Des femmes aux robes bariolées et aux coiffures élégantes accroupies sur le trottoir de Madison Avenue, à New York. La première photo de Recreation capture l’esprit d’une époque, et surtout la fugacité d’un instant. Souvenirs figés d’un temps révolu, chaque image a été minutieusement sélectionnée. Toutes retravaillées en restant fidèles au grain des films de l’époque, plus d’un tiers n’ont jamais été publiées.
Cette nouvelle édition de Récréation rend compte du cheminement du photographe pour faire revivre ses négatifs au cours des 20 dernières années. Mitch Epstein porte un regard plus profond sur ses archives, identifiant les images qu’il qualifie de « durables » et celles dont il peut se séparer : « Un des avantages d’avoir travaillé longtemps dans ce domaine est que, plus j’y suis, plus je suis clair et concis sur ce que je veux faire ou non. »

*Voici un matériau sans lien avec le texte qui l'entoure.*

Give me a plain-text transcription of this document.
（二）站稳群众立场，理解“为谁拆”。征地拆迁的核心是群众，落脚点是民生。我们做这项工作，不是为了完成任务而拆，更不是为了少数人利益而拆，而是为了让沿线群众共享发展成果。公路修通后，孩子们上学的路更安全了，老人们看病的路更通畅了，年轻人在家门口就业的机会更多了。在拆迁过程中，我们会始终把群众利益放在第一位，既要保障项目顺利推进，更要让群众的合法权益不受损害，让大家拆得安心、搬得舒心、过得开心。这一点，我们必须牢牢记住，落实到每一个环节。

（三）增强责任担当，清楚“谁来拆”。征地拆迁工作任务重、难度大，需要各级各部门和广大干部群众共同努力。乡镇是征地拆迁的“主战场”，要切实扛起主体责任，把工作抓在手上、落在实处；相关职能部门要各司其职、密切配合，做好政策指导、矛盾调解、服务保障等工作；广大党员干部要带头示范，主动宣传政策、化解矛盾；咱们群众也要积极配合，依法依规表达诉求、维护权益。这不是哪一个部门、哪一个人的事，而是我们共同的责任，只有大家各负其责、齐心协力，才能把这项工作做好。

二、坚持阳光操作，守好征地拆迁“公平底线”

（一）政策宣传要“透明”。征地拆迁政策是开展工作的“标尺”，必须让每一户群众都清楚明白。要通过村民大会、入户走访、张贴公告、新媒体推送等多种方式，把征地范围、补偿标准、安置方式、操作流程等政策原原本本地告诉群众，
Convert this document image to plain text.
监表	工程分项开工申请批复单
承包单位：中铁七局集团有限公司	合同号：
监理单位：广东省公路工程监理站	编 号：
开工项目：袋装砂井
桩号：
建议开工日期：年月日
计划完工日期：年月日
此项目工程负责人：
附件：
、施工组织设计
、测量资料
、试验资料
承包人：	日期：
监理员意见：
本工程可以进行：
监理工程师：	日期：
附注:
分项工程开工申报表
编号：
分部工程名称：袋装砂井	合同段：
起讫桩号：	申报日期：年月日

Ère post digitale et couleur locale
Inspirée par le cinéma américain en plein air, la première édition comportait des images d’impression pleine page et un format impressionnant. « Beaucoup de gens se plaignaient qu’elle ne tenait pas sur leur étagère ! » Cette nouvelle édition par Steidl se veut être un livre d’images plus classique. En dehors des crédits habituels et des légendes des photos, il n’y a pas de texte. Mitch Epstein n’a pas jugé cela nécessaire : les images abordent des thèmes divers de manière idiosyncratique. Réalisées dans les années 1970 et 80, elles livrent un portrait de l’Amérique moderne dans un temps pré-smartphone. Elles parlent d’une autre époque, antérieure au numérique où les choses étaient moins marchandisées. « C’était plus innocent », se souvient le photographe. « La photographie était plus charmante d’une certaine manière »
Si l’absence de texte donne lieu à énormément de récits possibles à inventer, Recreation retrace l’histoire d’une époque. Sur la couverture, une famille américaine regarde dans la même direction. Une petite fille guide sa mère, les yeux rivés sur Chalmette Battlefield, site de la bataille de la Nouvelle-Orléans en 1815. Derrière elles, l’habitation principale d’une ancienne plantation de canne à sucre dans laquelle des esclaves travaillaient. La photo paraît simple au premier abord. Elle est en réalité chargée d’histoire. Évoluant en fonction de leur contexte, certaines images acquièrent une signification différente au fil du temps. « Lorsque j’ai pris la photo de l’homme endormi sur un lit de camp à côté d’une Cadillac émeraude garée sur le côté de la West Side Highway, les tours du World Trade Center étaient debout ; maintenant elles ne le sont plus. »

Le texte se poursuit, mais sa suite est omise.